Non-functional neuroendocrine tumors of the pancreas: Advances in diagnosis and management

Abstract

Nonfunctional neuroendocrine tumors of the pancreas (NF-PNETs) are a heterogeneous group of neoplasms. Although rare, the incidence of NF-PNETs is increasing significantly. The classification of PNETs has evolved over the past decades and is now based on a proliferation grading system. While most NF-PNETs are slow growing, tumors with more aggressive biology may become incurable once they progress to unresectable metastatic disease. Tumors of higher grade can be suspected preoperatively based on the presence of calcifications, hypoenhancement on arterial phase computed tomography, positron emission technology avidity and lack of octreotide scan uptake. Surgery is the only curative treatment and is recommended for most patients for whom complete resection is possible. Liver-directed therapies (thermal ablation, transarterial embolization) can be useful in controlling unresectable hepatic metastatic disease. In the presence of unresectable progressive disease, somatostatin analogues, everolimus and sunitinib can prolong progression-free survival. This article provides a comprehensive review of NF-PNETs with special emphasis on recent advances in diagnosis and management.

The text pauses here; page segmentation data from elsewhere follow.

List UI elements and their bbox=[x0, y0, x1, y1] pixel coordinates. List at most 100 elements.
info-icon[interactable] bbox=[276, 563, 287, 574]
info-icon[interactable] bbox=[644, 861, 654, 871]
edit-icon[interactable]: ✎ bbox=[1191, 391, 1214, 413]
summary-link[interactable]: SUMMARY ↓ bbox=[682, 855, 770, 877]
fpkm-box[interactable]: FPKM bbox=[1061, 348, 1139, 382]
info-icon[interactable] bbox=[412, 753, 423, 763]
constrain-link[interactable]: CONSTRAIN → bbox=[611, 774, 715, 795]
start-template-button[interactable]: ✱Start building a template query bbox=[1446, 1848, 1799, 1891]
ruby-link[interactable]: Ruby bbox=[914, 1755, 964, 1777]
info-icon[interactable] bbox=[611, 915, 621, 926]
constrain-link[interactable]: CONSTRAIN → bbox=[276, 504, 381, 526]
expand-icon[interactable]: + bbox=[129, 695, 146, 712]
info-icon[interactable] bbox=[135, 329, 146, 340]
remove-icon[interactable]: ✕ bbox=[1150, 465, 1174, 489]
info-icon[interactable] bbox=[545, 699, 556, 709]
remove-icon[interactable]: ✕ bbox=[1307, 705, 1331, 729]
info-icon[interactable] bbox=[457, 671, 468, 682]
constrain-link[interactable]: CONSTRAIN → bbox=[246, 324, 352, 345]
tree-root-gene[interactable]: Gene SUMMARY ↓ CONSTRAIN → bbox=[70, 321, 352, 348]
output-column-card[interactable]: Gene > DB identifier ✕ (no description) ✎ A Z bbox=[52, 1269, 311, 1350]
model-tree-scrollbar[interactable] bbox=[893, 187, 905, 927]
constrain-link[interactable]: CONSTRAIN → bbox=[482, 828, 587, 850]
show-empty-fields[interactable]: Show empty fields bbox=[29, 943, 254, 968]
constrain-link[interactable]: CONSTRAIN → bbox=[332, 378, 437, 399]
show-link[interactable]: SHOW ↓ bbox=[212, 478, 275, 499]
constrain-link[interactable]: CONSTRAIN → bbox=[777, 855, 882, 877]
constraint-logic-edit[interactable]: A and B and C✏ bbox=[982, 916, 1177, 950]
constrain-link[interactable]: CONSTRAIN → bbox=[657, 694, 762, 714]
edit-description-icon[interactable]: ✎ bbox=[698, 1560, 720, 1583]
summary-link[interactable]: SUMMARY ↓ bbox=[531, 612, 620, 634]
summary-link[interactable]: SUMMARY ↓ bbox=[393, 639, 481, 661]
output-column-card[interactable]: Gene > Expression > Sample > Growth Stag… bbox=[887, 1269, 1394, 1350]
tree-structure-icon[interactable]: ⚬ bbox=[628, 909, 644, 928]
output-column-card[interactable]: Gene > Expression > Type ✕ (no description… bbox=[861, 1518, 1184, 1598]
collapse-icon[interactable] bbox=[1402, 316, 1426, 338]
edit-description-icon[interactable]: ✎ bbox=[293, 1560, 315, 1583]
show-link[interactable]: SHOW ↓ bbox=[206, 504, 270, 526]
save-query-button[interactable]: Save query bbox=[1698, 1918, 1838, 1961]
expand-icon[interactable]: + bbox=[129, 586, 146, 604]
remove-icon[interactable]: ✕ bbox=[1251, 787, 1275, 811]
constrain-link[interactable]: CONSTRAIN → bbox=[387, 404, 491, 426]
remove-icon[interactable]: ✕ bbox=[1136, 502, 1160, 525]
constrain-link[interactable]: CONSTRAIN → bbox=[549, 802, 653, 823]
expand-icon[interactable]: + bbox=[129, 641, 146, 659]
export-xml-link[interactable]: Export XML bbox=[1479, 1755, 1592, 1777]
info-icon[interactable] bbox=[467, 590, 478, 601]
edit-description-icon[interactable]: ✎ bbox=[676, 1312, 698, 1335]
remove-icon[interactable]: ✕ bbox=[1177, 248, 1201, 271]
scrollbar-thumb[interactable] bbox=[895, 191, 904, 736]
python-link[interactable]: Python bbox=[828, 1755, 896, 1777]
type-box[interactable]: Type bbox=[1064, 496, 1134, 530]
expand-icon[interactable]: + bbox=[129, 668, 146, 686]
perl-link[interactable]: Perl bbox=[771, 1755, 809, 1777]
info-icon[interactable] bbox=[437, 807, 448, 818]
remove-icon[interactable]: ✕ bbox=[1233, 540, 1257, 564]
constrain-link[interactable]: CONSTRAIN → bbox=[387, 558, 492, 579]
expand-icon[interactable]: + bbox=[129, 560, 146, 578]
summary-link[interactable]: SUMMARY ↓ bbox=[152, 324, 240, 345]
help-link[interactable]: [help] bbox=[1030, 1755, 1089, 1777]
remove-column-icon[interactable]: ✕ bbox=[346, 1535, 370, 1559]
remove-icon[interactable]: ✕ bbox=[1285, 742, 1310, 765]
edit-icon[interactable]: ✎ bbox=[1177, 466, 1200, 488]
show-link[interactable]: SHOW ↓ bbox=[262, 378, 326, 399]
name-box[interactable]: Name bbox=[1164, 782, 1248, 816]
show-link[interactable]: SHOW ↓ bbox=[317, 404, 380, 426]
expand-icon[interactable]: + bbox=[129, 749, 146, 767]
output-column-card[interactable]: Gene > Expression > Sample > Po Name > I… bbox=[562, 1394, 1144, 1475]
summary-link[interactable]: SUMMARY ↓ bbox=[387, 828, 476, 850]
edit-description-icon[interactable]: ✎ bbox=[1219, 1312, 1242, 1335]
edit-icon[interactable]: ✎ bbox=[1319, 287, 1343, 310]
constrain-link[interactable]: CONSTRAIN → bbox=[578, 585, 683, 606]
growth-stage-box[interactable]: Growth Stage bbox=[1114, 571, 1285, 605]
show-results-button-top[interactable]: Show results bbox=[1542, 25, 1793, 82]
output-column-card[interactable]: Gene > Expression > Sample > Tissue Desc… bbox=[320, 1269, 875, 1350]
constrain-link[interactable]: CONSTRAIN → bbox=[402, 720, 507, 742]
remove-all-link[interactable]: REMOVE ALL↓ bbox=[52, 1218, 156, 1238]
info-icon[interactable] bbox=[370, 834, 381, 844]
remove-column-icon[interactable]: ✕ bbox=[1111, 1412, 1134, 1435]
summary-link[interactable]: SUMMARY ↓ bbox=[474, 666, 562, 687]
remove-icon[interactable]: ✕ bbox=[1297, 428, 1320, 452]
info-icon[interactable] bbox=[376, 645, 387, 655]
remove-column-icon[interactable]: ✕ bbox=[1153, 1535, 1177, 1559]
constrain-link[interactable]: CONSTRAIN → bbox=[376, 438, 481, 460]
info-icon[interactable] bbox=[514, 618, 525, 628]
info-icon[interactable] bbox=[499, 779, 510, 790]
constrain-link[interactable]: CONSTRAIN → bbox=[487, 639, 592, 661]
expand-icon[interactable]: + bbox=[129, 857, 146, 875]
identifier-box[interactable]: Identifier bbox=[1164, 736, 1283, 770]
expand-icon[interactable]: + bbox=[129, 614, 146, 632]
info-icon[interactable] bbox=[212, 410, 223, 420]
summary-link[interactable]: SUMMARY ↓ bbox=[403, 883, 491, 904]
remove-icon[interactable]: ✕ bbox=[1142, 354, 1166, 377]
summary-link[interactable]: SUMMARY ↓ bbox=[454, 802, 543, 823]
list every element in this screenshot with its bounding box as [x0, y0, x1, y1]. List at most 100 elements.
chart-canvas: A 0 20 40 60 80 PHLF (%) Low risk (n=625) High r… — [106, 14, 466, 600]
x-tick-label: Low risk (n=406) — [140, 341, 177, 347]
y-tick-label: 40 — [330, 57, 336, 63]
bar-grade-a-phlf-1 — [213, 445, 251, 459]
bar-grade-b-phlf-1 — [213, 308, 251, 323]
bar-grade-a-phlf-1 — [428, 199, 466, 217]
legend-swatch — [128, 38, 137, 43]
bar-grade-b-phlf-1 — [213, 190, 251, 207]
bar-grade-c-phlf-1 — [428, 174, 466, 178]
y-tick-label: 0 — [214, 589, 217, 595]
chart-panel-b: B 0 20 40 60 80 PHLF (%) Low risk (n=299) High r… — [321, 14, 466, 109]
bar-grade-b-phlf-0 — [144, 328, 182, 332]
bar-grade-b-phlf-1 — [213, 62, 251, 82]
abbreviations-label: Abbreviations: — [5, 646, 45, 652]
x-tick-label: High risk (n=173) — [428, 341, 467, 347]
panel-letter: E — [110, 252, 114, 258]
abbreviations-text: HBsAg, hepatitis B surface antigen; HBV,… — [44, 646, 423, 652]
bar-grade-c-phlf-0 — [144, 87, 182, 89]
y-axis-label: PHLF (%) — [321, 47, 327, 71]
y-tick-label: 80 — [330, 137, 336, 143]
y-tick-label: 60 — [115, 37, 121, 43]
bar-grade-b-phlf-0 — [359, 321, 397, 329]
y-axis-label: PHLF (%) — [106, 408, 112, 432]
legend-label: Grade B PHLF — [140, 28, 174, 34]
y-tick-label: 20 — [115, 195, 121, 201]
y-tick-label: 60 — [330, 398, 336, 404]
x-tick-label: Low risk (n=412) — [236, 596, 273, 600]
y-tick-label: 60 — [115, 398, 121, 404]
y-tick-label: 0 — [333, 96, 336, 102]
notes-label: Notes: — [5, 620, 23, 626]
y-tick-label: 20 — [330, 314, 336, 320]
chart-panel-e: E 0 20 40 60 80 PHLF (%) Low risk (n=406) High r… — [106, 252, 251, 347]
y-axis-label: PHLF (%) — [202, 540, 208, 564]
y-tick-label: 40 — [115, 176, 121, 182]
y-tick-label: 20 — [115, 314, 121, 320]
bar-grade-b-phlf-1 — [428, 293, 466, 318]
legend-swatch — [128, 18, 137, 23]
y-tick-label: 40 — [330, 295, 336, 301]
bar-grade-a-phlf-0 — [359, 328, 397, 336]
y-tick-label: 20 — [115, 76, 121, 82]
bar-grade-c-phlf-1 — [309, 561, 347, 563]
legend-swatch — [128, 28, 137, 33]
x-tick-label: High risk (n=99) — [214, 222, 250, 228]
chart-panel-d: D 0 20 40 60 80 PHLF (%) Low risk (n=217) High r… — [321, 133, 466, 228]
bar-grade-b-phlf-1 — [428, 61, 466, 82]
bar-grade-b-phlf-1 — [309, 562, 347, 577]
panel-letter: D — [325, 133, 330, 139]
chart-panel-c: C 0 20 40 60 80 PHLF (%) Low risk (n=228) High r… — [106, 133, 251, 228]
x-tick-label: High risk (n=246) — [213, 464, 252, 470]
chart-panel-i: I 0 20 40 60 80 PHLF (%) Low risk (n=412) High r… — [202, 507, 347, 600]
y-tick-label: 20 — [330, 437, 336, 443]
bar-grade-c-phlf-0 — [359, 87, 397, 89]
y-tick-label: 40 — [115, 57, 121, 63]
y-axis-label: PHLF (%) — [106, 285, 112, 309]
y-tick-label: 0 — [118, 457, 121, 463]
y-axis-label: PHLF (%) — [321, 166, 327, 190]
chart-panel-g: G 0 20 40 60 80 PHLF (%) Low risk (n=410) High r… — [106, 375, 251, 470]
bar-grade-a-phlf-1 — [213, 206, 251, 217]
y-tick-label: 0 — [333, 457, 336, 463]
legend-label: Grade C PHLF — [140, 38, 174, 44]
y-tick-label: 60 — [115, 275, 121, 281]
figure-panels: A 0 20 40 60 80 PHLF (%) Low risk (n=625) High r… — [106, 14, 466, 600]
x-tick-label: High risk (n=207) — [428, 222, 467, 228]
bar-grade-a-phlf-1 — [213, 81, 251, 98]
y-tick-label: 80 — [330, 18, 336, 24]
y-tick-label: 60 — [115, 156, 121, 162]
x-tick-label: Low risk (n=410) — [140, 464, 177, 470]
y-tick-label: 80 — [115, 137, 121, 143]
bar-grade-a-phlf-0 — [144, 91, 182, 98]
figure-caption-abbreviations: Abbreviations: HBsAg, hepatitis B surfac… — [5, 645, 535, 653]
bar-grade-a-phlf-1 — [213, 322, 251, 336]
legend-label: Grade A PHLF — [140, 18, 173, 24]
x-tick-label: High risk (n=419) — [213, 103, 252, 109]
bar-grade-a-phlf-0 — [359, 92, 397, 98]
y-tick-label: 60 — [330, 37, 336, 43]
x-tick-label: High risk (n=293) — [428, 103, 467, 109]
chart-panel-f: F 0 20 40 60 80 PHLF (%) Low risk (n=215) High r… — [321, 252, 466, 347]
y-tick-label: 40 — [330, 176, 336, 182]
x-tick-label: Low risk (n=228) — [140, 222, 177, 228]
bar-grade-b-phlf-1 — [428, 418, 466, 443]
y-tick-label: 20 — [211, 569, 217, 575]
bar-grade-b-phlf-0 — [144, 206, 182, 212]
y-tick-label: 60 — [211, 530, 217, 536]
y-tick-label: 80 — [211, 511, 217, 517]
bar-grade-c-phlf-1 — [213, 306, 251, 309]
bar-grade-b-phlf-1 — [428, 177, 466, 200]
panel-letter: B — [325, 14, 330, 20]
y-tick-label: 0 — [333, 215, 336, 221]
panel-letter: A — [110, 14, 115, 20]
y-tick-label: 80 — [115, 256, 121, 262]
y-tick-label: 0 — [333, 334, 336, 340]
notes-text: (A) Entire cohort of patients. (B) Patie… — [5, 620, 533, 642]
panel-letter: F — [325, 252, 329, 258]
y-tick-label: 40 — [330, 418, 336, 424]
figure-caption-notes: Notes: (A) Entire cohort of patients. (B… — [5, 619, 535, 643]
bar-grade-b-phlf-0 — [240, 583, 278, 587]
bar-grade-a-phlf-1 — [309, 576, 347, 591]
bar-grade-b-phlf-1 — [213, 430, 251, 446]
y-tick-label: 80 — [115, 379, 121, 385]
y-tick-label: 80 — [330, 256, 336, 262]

Keywords: Islet cell; Neuroendocrine carcinoma; Neuroendocrine tumor; Octreotide; Pancreas.

Figure 1

Representative images of the 5 types of pancreatic neuroendocrine tumor enhancement pattern on arterial phase computed tomography. Two images are shown for each type. A: Hyperenhancing, solid; B: Cystic with hyperenhancing rim; C: Isoenhancing or no mass visualized; D: Homogeneously hypoenhancing; E: Heterogeneous but mostly hypoenhancing with some peripheral enhancement. Groups D and E had worse survival after resection compared with groups A, B, and C (From Worhunsky et al[35]. Pancreatic neuroendocrine tumours: hypoenhancement on arterial phase computed tomography predicts biological aggressiveness. HPB 2014; 16: 304-311). Arrows indicate PNET.

Figure 2

Axial computed tomography images of Pancreatic neuroendocrine tumor with punctate (A, C) and dense/coarse calcifications (B, D). Despite their small size, all lesions were associated with either lymph node metastasis (A-C) or intermediate (G2) grade (B-D) on pathologic evaluation (From Poultsides et al[36]. Pancreatic Neuroendocrine Tumors: Radiographic Calcifications Correlate with Grade and Metastasis. Ann Surg Onc 2012; 19: 2295-2303).

Figure 3

Results of the Clarinet trial which randomized patients with enteropancreatic neuroendocrine tumors to lanreotide vs placebo. From: Caplin et al[80]. Lanreotide in Metastatic Enteropancreatic Neuroendocrine Tumors. N Engl J Med 2014; 371: 224-233.

Figure 4

Results of the RADIANT-3 trial which randomized patients with nonfunctional neuroendocrine tumors of the pancreas to Everolimus vs placebo. From Yao et al[94]. Everolimus for Advanced Pancreatic Neuroendocrine Tumors. N Engl J Med 2011; 364: 514-523.

Figure 5

Results of a randomized controlled trial of Sunitinib vs placebo for well-differentiated pancreatic neuroendocrine tumors demonstrating (A) progression free survival and (B) overall survival. From: Raymond et al[98]. Sunitinib Malate for the Treatment of Pancreatic Neuroendocrine Tumors. N Engl J Med 2011; 364: 501-513.